While these results suggest that it is unnecessary to model average predictions, MA may offer some advantages. Bloomfield [49] cautioned that choosing an incorrect model may lead to an inaccurate estimate of the slope and, as by corollary when applied to a C-QT analysis, an inaccurate point estimate of the predicted QTcF interval. Model-averaging could protect against such model misspecification. In fact, the MA approach fits in nicely with George Box’s [50] quote about all models being wrong. The MA approach assumes that no model is right and that the true prediction lies somewhere between all the predictions from a set of reasonable candidate models. This may be more palatable to a non-technical consumer of the data compared results from a best model approach because there is always the question of whether you have “the right model”. As modelers, we know there is no right model, but to a nontechnical reviewer that subtlety is lost on them. Using an estimate from a large set of candidate models could offer protection and have greater face validity than results obtained based on a single model.

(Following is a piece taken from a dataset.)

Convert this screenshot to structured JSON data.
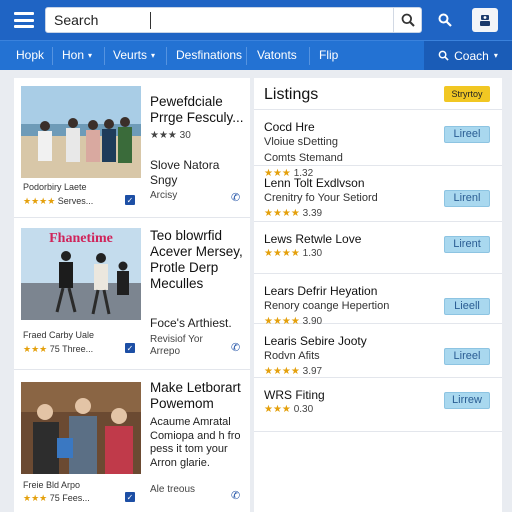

What is appealing about the MA approach is that the two methods appear to converge to the same results in cases of reasonable signal to noise with a large number of samples used in the analysis. Why the results were so similar may be that 1 or 2 models in the MA approach dominate the weights of the other models, in such a case, it is likely the best model and MA result will converge to the same value. In the limiting case, where the best model is far and away better than any other competitor models, the model-averaging estimate will be the best-model estimate since its weight will be 100%. In most other cases, however, the model-averaging estimate will be a blend of a few different models. For five competing models, a difference of 7 points in the AIC will result in the best model accounting for at least 90% of the weighted estimate. In the simulation above, where there were 20 different models, a difference in AIC of at least 10 points was needed for the best-model to account for 90% or mores of the weighted estimate.

In summary, while the current practice using the best model produces reasonable estimates, the MA approach can further strengthen the conclusions drawn from a concentration-QTc interval analysis. These results show under most circumstances, the best model approach and MA approach give similar results and when they do differ they do so within a reasonable degree of error. Further, the MA approach is relatively easy to perform, requires no additional models than already performed for the best model approach, and offers an additional layer of confidence in cases where there might be model misspecification or model uncertainty.